Çağımızın önemli eğilimlerinden birisi olan gösteriş tüketimi, kapitalizmin yarattığı bir olgudur.
Gösteriş tüketimi çoğu kez ihtiyacı normal yoldan karşılamaya değil pahalı yoldan karşılamaya dönük harcamaları ifade eder. Örneğin geliri çok yüksek olmayan bir kişi açısından, aynı işlevleri gören daha ucuz bir cep telefonu yerine daha fazla tanınmış bir markayı almak böyle bir harcamadır.

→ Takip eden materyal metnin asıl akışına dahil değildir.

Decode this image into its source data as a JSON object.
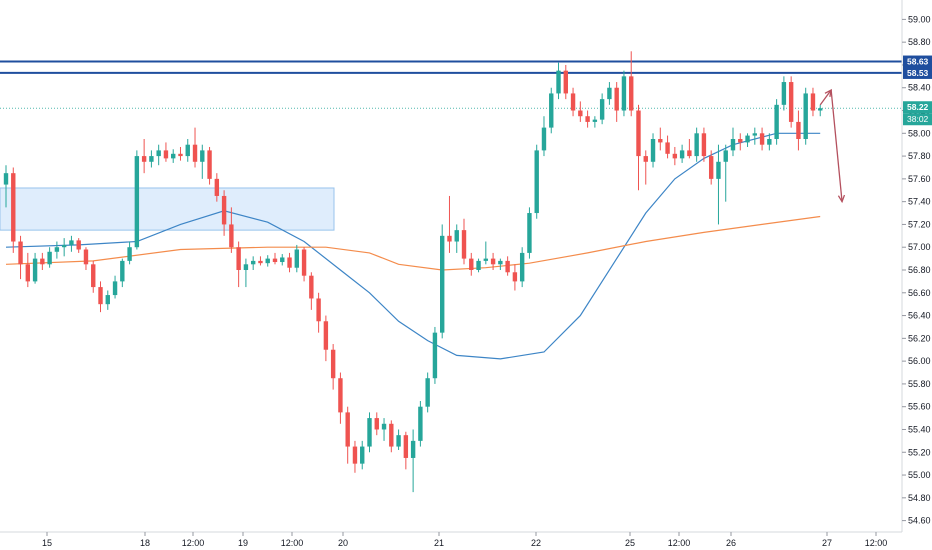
{
  "chart_data": {
    "type": "candlestick",
    "x_ticks": [
      "15",
      "18",
      "12:00",
      "19",
      "12:00",
      "20",
      "21",
      "22",
      "25",
      "12:00",
      "26",
      "27",
      "12:00"
    ],
    "y_ticks": [
      "59.00",
      "58.80",
      "58.60",
      "58.40",
      "58.20",
      "58.00",
      "57.80",
      "57.60",
      "57.40",
      "57.20",
      "57.00",
      "56.80",
      "56.60",
      "56.40",
      "56.20",
      "56.00",
      "55.80",
      "55.60",
      "55.40",
      "55.20",
      "55.00",
      "54.80",
      "54.60"
    ],
    "ylim": [
      54.5,
      59.1
    ],
    "grid": false,
    "resistance_levels": [
      {
        "value": 58.63,
        "label": "58.63"
      },
      {
        "value": 58.53,
        "label": "58.53"
      }
    ],
    "current_price": {
      "value": 58.22,
      "label": "58.22",
      "countdown": "38:02"
    },
    "demand_zone": {
      "from": 57.15,
      "to": 57.52
    },
    "candles": [
      [
        57.55,
        57.72,
        57.35,
        57.65
      ],
      [
        57.65,
        57.7,
        56.95,
        57.05
      ],
      [
        57.05,
        57.1,
        56.72,
        56.85
      ],
      [
        56.85,
        56.95,
        56.65,
        56.7
      ],
      [
        56.7,
        56.95,
        56.68,
        56.9
      ],
      [
        56.9,
        56.95,
        56.8,
        56.85
      ],
      [
        56.85,
        57.0,
        56.82,
        56.96
      ],
      [
        56.96,
        57.05,
        56.9,
        57.0
      ],
      [
        57.0,
        57.08,
        56.92,
        57.02
      ],
      [
        57.02,
        57.1,
        56.96,
        57.06
      ],
      [
        57.06,
        57.08,
        56.95,
        56.98
      ],
      [
        56.98,
        57.0,
        56.8,
        56.85
      ],
      [
        56.85,
        56.88,
        56.6,
        56.65
      ],
      [
        56.65,
        56.7,
        56.43,
        56.5
      ],
      [
        56.5,
        56.62,
        56.45,
        56.58
      ],
      [
        56.58,
        56.75,
        56.55,
        56.7
      ],
      [
        56.7,
        56.9,
        56.65,
        56.88
      ],
      [
        56.88,
        57.05,
        56.85,
        57.0
      ],
      [
        57.0,
        57.85,
        56.98,
        57.8
      ],
      [
        57.8,
        57.95,
        57.65,
        57.75
      ],
      [
        57.75,
        57.85,
        57.7,
        57.8
      ],
      [
        57.8,
        57.9,
        57.72,
        57.85
      ],
      [
        57.85,
        57.92,
        57.75,
        57.78
      ],
      [
        57.78,
        57.86,
        57.74,
        57.82
      ],
      [
        57.82,
        57.88,
        57.76,
        57.8
      ],
      [
        57.8,
        57.95,
        57.75,
        57.9
      ],
      [
        57.9,
        58.05,
        57.7,
        57.75
      ],
      [
        57.75,
        57.9,
        57.6,
        57.85
      ],
      [
        57.85,
        57.88,
        57.55,
        57.6
      ],
      [
        57.6,
        57.65,
        57.4,
        57.45
      ],
      [
        57.45,
        57.5,
        57.1,
        57.2
      ],
      [
        57.2,
        57.35,
        56.95,
        57.0
      ],
      [
        57.0,
        57.05,
        56.65,
        56.8
      ],
      [
        56.8,
        56.9,
        56.65,
        56.85
      ],
      [
        56.85,
        56.92,
        56.8,
        56.88
      ],
      [
        56.88,
        56.92,
        56.84,
        56.86
      ],
      [
        56.86,
        56.93,
        56.83,
        56.9
      ],
      [
        56.9,
        56.95,
        56.85,
        56.87
      ],
      [
        56.87,
        56.94,
        56.84,
        56.91
      ],
      [
        56.91,
        56.95,
        56.78,
        56.82
      ],
      [
        56.82,
        57.02,
        56.78,
        56.98
      ],
      [
        56.98,
        57.0,
        56.7,
        56.75
      ],
      [
        56.75,
        56.78,
        56.45,
        56.55
      ],
      [
        56.55,
        56.6,
        56.25,
        56.35
      ],
      [
        56.35,
        56.4,
        56.0,
        56.1
      ],
      [
        56.1,
        56.15,
        55.75,
        55.85
      ],
      [
        55.85,
        55.9,
        55.45,
        55.55
      ],
      [
        55.55,
        55.6,
        55.1,
        55.25
      ],
      [
        55.25,
        55.3,
        55.02,
        55.1
      ],
      [
        55.1,
        55.3,
        55.05,
        55.25
      ],
      [
        55.25,
        55.55,
        55.2,
        55.5
      ],
      [
        55.5,
        55.55,
        55.35,
        55.4
      ],
      [
        55.4,
        55.5,
        55.3,
        55.45
      ],
      [
        55.45,
        55.48,
        55.2,
        55.25
      ],
      [
        55.25,
        55.4,
        55.22,
        55.35
      ],
      [
        55.35,
        55.38,
        55.05,
        55.15
      ],
      [
        55.15,
        55.4,
        54.85,
        55.3
      ],
      [
        55.3,
        55.65,
        55.25,
        55.6
      ],
      [
        55.6,
        55.9,
        55.55,
        55.85
      ],
      [
        55.85,
        56.3,
        55.8,
        56.25
      ],
      [
        56.25,
        57.2,
        56.2,
        57.1
      ],
      [
        57.1,
        57.45,
        56.95,
        57.05
      ],
      [
        57.05,
        57.2,
        56.95,
        57.15
      ],
      [
        57.15,
        57.25,
        56.85,
        56.9
      ],
      [
        56.9,
        56.95,
        56.75,
        56.8
      ],
      [
        56.8,
        56.9,
        56.78,
        56.88
      ],
      [
        56.88,
        57.05,
        56.85,
        56.9
      ],
      [
        56.9,
        56.95,
        56.8,
        56.85
      ],
      [
        56.85,
        56.9,
        56.8,
        56.88
      ],
      [
        56.88,
        56.92,
        56.75,
        56.78
      ],
      [
        56.78,
        56.85,
        56.62,
        56.7
      ],
      [
        56.7,
        57.0,
        56.65,
        56.95
      ],
      [
        56.95,
        57.35,
        56.9,
        57.3
      ],
      [
        57.3,
        57.9,
        57.25,
        57.85
      ],
      [
        57.85,
        58.15,
        57.8,
        58.05
      ],
      [
        58.05,
        58.4,
        58.0,
        58.35
      ],
      [
        58.35,
        58.62,
        58.3,
        58.55
      ],
      [
        58.55,
        58.6,
        58.3,
        58.35
      ],
      [
        58.35,
        58.4,
        58.15,
        58.2
      ],
      [
        58.2,
        58.28,
        58.1,
        58.15
      ],
      [
        58.15,
        58.2,
        58.05,
        58.1
      ],
      [
        58.1,
        58.15,
        58.05,
        58.12
      ],
      [
        58.12,
        58.35,
        58.08,
        58.3
      ],
      [
        58.3,
        58.45,
        58.25,
        58.4
      ],
      [
        58.4,
        58.45,
        58.1,
        58.2
      ],
      [
        58.2,
        58.55,
        58.15,
        58.5
      ],
      [
        58.5,
        58.72,
        58.15,
        58.2
      ],
      [
        58.2,
        58.25,
        57.5,
        57.8
      ],
      [
        57.8,
        57.85,
        57.55,
        57.75
      ],
      [
        57.75,
        58.0,
        57.7,
        57.95
      ],
      [
        57.95,
        58.05,
        57.85,
        57.92
      ],
      [
        57.92,
        57.98,
        57.78,
        57.82
      ],
      [
        57.82,
        57.88,
        57.72,
        57.78
      ],
      [
        57.78,
        57.9,
        57.74,
        57.85
      ],
      [
        57.85,
        57.95,
        57.78,
        57.8
      ],
      [
        57.8,
        58.05,
        57.75,
        58.0
      ],
      [
        58.0,
        58.05,
        57.75,
        57.8
      ],
      [
        57.8,
        57.85,
        57.55,
        57.6
      ],
      [
        57.6,
        57.9,
        57.2,
        57.75
      ],
      [
        57.75,
        57.9,
        57.4,
        57.85
      ],
      [
        57.85,
        58.05,
        57.8,
        57.95
      ],
      [
        57.95,
        58.0,
        57.85,
        57.92
      ],
      [
        57.92,
        58.0,
        57.88,
        57.98
      ],
      [
        57.98,
        58.05,
        57.9,
        58.0
      ],
      [
        58.0,
        58.05,
        57.85,
        57.9
      ],
      [
        57.9,
        58.0,
        57.85,
        57.95
      ],
      [
        57.95,
        58.3,
        57.9,
        58.25
      ],
      [
        58.25,
        58.5,
        58.2,
        58.45
      ],
      [
        58.45,
        58.5,
        58.05,
        58.1
      ],
      [
        58.1,
        58.2,
        57.85,
        57.95
      ],
      [
        57.95,
        58.4,
        57.9,
        58.35
      ],
      [
        58.35,
        58.4,
        58.15,
        58.2
      ],
      [
        58.2,
        58.25,
        58.15,
        58.22
      ]
    ],
    "series": [
      {
        "kind": "moving_average",
        "color": "#3d85c6",
        "x": [
          0,
          10,
          18,
          24,
          30,
          36,
          41,
          46,
          50,
          54,
          58,
          62,
          68,
          74,
          79,
          84,
          88,
          92,
          96,
          100,
          106,
          112
        ],
        "y": [
          57.0,
          57.02,
          57.05,
          57.2,
          57.32,
          57.22,
          57.05,
          56.8,
          56.6,
          56.35,
          56.18,
          56.05,
          56.02,
          56.08,
          56.4,
          56.9,
          57.3,
          57.6,
          57.78,
          57.9,
          58.0,
          58.0
        ]
      },
      {
        "kind": "moving_average",
        "color": "#f48c4c",
        "x": [
          0,
          12,
          24,
          36,
          44,
          50,
          54,
          60,
          66,
          72,
          80,
          88,
          96,
          104,
          112
        ],
        "y": [
          56.85,
          56.88,
          56.98,
          57.0,
          57.0,
          56.95,
          56.85,
          56.8,
          56.82,
          56.86,
          56.95,
          57.05,
          57.13,
          57.2,
          57.27
        ]
      }
    ],
    "annotations": [
      {
        "type": "arrow",
        "from": [
          112,
          58.25
        ],
        "to": [
          113.5,
          58.38
        ]
      },
      {
        "type": "arrow",
        "from": [
          113.5,
          58.38
        ],
        "to": [
          115,
          57.4
        ]
      }
    ],
    "colors": {
      "up": "#26a69a",
      "down": "#ef5350",
      "resistance": "#1f4e9e",
      "price_line": "#26a69a",
      "arrow": "#b4505e",
      "zone_fill": "#d9eafb",
      "zone_border": "#98c3ec"
    }
  }
}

Öte yandan, geliri çok yüksek olan bir kişi açısından böyle bir harcamanın gösteriş tüketimi kapsamında değerlendirilip değerlendirilmeyeceği tartışmalıdır. Çünkü yüksek geliri ve serveti olan bir kişinin bunu göstermeye ihtiyacı yoktur. Kuşkusuz bu da bir görgü meselesidir. Bazı insanlar zenginliklerini sergilemeyi severler. Daha görgülü insanlar ise tersine bunu sergilememeye çabalarlar.
Araba sahibi olmak için yapılan tüketim harcaması bugünün dünyasında bir ihtiyaçtır. Buna karşılık süper lüks bir araba sahibi olmak için yapılan tüketim harcaması ihtiyaç ötesinde bir harcamadır.
Gösteriş tüketimi için birçok örnek verebiliriz: Markalı elbiseler, ayakkabılar, takılar, saatler, gözlükler, kravatlar, eşarplar, lüks arabalar, lüks tatiller, en pahalı restoranlarda yemek yemek, son model ve pahalı mobil telefonlar, dizüstü bilgisayarlar. Bu sayılanların çok daha ucuza ve büyük ölçüde aynı işlevi görecek çeşitleri de olduğu halde insanların bir bölümü bunları almayı tercih eder.
Yüksek geliri olanların bu tür pahalı tüketim ürünlerine yönelmeleri bir dereceye kadar anlaşılabilir bir yaklaşımdır. Eğer bu ürünü alarak kendisini daha iyi hissedecekse ve parası da varsa pek sorun olmaz.
Buna karşılık birçok insan yeterince parası olmasa da kredi kullanarak, borç alarak bu tür ürünleri almaya yönelebiliyor. Bu, özellikle gelişme yolundaki ülkelerde çok yaygın olan bir davranış biçimi.
İnsanlar en son model cep telefonları piyasaya çıktığında onu satın almak için kuyruk oluşturuyorlar. Gece yarıları satış yapacak mağazaların önünde inanılmaz kuyruklar oluşturup, sıcak soğuk demeden bekleyenlere sizlerde en azından haberlerde görüp şahit olmuşsunuzdur. Bunların bir bölümü parası yeterli olanlar olsa da daha büyük bölümü o telefonla statü kazanacağını, prestij sağlayacağını düşünen daha düşük gelirli insanlar. Bu insanları bu tür bir harcamaya yönelten etkilerin başında “sürü etkisi” geliyor.
Gelelim sürü etkisine… Sürü etkisi; kişinin, çoğunluk görüşünü benimsemesi, başkaları tüketiyor diye aynı şeyleri tüketmeye yönelmesidir.
Yine insanları bu yönde harcamaya iten bir başka etki de “Weblen etkisi”dir. Weblen etkisi; fiyat yükseldikçe kalitenin de yükseleceği düşüncesinden kaynaklanan etkidir.
Tüketimi, ihtiyaç karşılamanın ötesine taşımak kapitalizmin özünü oluşturuyor: Tüketim toplumu yaratmak, tüketiciye ihtiyacından ötesini satmak, gerekli gereksiz mal ve hizmetleri üretmek ve pazarlamak ve tabii ki kazanmak.
Sanırım kapitalizmi böyle özetlemek yanlış olmaz. Bunu başarabilmek için yapılanların başında da insanların düşünce ve yaklaşımlarını yönlendirmek için yapılan reklamlar geliyor.
Sonuçta, kapitalizmin yönlendirmesiyle bütün dünyada tüketim toplumları yaratıldı.